Germany has been singled out by officials in Europe and the US for failing to boost domestic demand, and billionaire investor George Soros warned on Wednesday that the euro could fail because of decisions by German authorities.
Forcing Europe’s governments to slash their budgets could push the continent “into a period of prolonged stagnation or worse,” Soros said in Berlin. “That will, in turn, generate discontent and social unrest.”
Coming at a time when the Chinese authorities have also put on the brakes, slashing the deficits “could push the global economy into a slowdown or possibly a double dip,” Soros warned.
“Unfortunately, Germany doesn’t realize what it’s doing,” he said.
Should the European countries go forward with a coordinated effort of budget tightening, the result could be deflation, which would draw weaker countries deeper into recession and set off a spiral that would ultimately lead to even deeper budget cuts, he said.
Soros sharply criticized Germany’s obsession with debt reduction and said Chancellor Angela Merkel’s government is now treating the Maastricht treaty as “the gospel which has to be obeyed without any modification.” The treaty imposes the 16 countries sharing the euro currency a maximum limit for their budget deficit and the overall debt burden.
“Now these countries are expected to return to the Maastricht criteria even if such a move sets in motion a deflationary spiral,” he said in a speech at Berlin’s Humboldt University.
But Schaeuble said there was just one reason for recent turmoil in the 16-nation bloc: “Excessive budget deficits in many European countries.”
Acknowledging that Germany found itself the focus of “one of the most passionately debated economic issues of the day” the finance minister replied with “an emphatic no” to the question of whether Berlin was acting prematurely in reining in its deficit.

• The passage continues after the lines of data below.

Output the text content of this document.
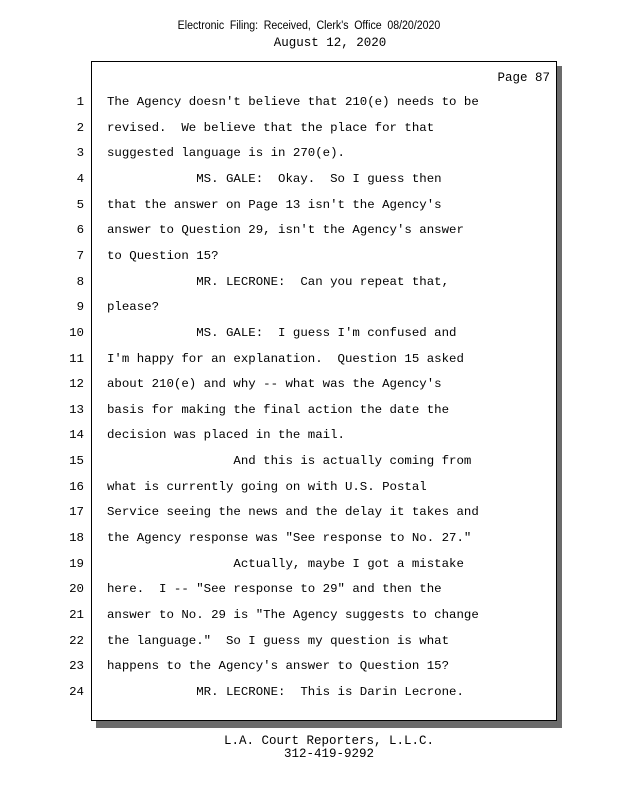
Electronic Filing: Received, Clerk's Office 08/20/2020
August 12, 2020
Page 87
1 The Agency doesn't believe that 210(e) needs to be
2 revised.  We believe that the place for that
3 suggested language is in 270(e).
4 MS. GALE:  Okay.  So I guess then
5 that the answer on Page 13 isn't the Agency's
6 answer to Question 29, isn't the Agency's answer
7 to Question 15?
8 MR. LECRONE:  Can you repeat that,
9 please?
10 MS. GALE:  I guess I'm confused and
11 I'm happy for an explanation.  Question 15 asked
12 about 210(e) and why -- what was the Agency's
13 basis for making the final action the date the
14 decision was placed in the mail.
15 And this is actually coming from
16 what is currently going on with U.S. Postal
17 Service seeing the news and the delay it takes and
18 the Agency response was "See response to No. 27."
19 Actually, maybe I got a mistake
20 here.  I -- "See response to 29" and then the
21 answer to No. 29 is "The Agency suggests to change
22 the language."  So I guess my question is what
23 happens to the Agency's answer to Question 15?
24 MR. LECRONE:  This is Darin Lecrone.
L.A. Court Reporters, L.L.C.
312-419-9292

The issue is likely to be high on the agenda at a meeting of the G8 and G20 developed and developing economies in Toronto today and tomorrow.
Schaeuble underscored that Germany still had an expansionary budget this year “unlike most of its European peers,” and said Berlin was hardly “slamming on the brakes” with a “controlled and measured approach to reducing our deficit.”
He described Germany’s path as “expansionary fiscal consolidation.”
Some economists have pointed out that such consolidation can actually boost growth, especially in countries with excessive state spending and deficits.
Germany managed to essentially balance its budget in 2007 and 2008 before increased spending to battle the recession saw its public deficit exceed the 3 percent EU limit last year.
The German government has said it would try to cut at least 80 billion euros (US$99 billion) from the budget by 2014, including more than 11 billion euros next year.
It has also passed a “debt brake” law that binds Berlin to a balanced budget again by 2016 at the latest.
“The German government knows it has a responsibility to promote growth in Europe and the world. We will rise to it not by piling up public debt but by fulfilling our traditional role as an anchor of stability,” Schaeuble wrote.